Happy April.
Here we are again. Kicking off Autism Awareness Month with the first of hopefully daily blog posts. Maybe you will read them. Maybe someone will learn something. Or I help someone.
Brielle’s still autistic. Just in case you were wondering. These things don’t go away. As much as I pray. Each year they get more real. Each year it becomes more clear that all that hope I had way back then is still that, hope. All that hope I had back when Bree was a toddler and I was a desperate mom searching for a cause and a cure. It’s there, but too many years have passed, and I have accepted that no medicine, no treatment, no oxygen therapy, no music therapy, no nothing is going to make Brielle un-autistic.
I have also accepted that Brielle is a blessing. A strong, frustrated, beautiful, cranky exhausting blessing who makes me a better person every single day.
She turned 17 in February, and I thought to myself: Holy shit. Adulthood is really close. I have so many things to do to prepare for her becoming an adult. I don’t even know where to start. Guardianship, will changes, special needs trusts, a lot of planning. Will she live with me? Should she be in a home? Is there a home for her? Will she be safe in a home? What happens if I die? Did I save enough? Did I do enough to provide for her once I’m gone? It’s mentally draining.
Day by day, is what I try to do. Between her, and my son and his college, my career, my husband, my house, my dog and everything else, there’s no other way to handle it. I try to get it all done, and I never do. But I get some done, and then I try to get more done. I don’t sit or relax much, every time I do I hear Bree call for me from her DVD player or the bathroom, or remember something I need to do. I feel like I am always doing laundry or cleaning something up.
I can see already this post is gonna be a rambling one. It’s been a while. I have a bunch of random thoughts and my A.D.D. has gotten worse in the past year. I have a month to be more organized. Today I ramble.
So, what’s new since last year? Bree’s picked up some new habits. Some interesting, others not so much. She’s developed a bit of a compulsive disorder. More about that later. I’m going to call that blog: The Case of the Missing Bananas.
I attached a video of her Sunday night, listening to her beloved Dixie Chicks. They’re still her favorite. Dixie Chicks and Taylor Swift. And she’s picked up a few new favorites: Lady Antebellum and Carly Rae Jepsen (Carly Rae and Brielle Rae share the same middle name, spelling and all.) Bree loves that Call Me Maybe song. It’s pretty catchy, catchier than Barney. She finds these new videos on her iPad, how she finds it is a mystery to me.
In the video you’ll see her dear yellow My Little Pony. that’s still her favorite one, she carries it around the house wherever she goes. She’ll bring it into the car if she’s not going to school. She knows she’s not allowed to bring it to school or into stores or restaurants. But she likes it in the car. When I pick her up from school it’s the first thing she looks for. Next thing is gum.

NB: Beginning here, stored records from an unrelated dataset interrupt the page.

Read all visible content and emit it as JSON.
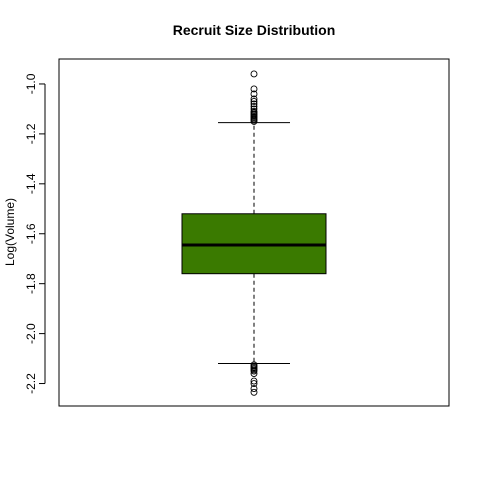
{
  "chart_data": {
    "type": "box",
    "title": "Recruit Size Distribution",
    "xlabel": "",
    "ylabel": "Log(Volume)",
    "ylim": [
      -2.29,
      -0.9
    ],
    "yticks": [
      -1.0,
      -1.2,
      -1.4,
      -1.6,
      -1.8,
      -2.0,
      -2.2
    ],
    "ytick_labels": [
      "-1.0",
      "-1.2",
      "-1.4",
      "-1.6",
      "-1.8",
      "-2.0",
      "-2.2"
    ],
    "grid": false,
    "legend": "none",
    "box_color": "#3a7a00",
    "box": {
      "whisker_low": -2.12,
      "q1": -1.76,
      "median": -1.645,
      "q3": -1.52,
      "whisker_high": -1.155
    },
    "outliers_high": [
      -0.96,
      -1.02,
      -1.04,
      -1.06,
      -1.07,
      -1.08,
      -1.09,
      -1.1,
      -1.11,
      -1.115,
      -1.12,
      -1.125,
      -1.13,
      -1.135,
      -1.14,
      -1.145,
      -1.15
    ],
    "outliers_low": [
      -2.125,
      -2.13,
      -2.135,
      -2.14,
      -2.145,
      -2.15,
      -2.16,
      -2.19,
      -2.2,
      -2.22,
      -2.235
    ]
  }
}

You’ll see she is in her PJs in that video,, which I took at like, 6pm. She came home about 4 pm from her dad’s house exhausted, he said she didn’t sleep well.

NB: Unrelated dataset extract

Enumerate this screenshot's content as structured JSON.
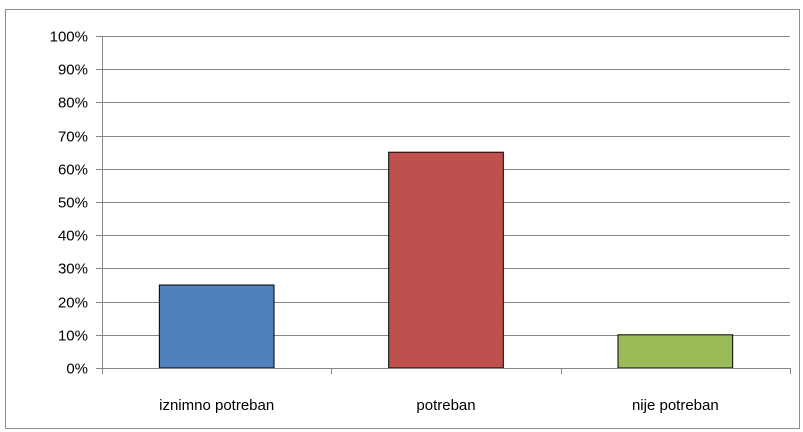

She looks exhausted, the purple under her eyes, the glazy look. I tried hard to keep her awake till 8 but she would have none of it.
Bree is in bed now. I’m typing away. My son is at work. My husband and stepdaughter are watching TV in the next room. I have a story I wanted to write for work but I’m just not going to get it done today.
In a minute I will climb upstairs to catch up on my shows and fold the laundry that is never done. I do so much laundry that I literally broke the washing machine this weekend. My husband is picking up a new one tomorrow morning. If we were without a washing machine for more than a few days they would find me trapped under a huge pile of laundry.
In a little while I will wake Bree and lead her to the bathroom to make her pee. Then hopefully she will go back to sleep for the rest of the night. and I will be able to fall asleep.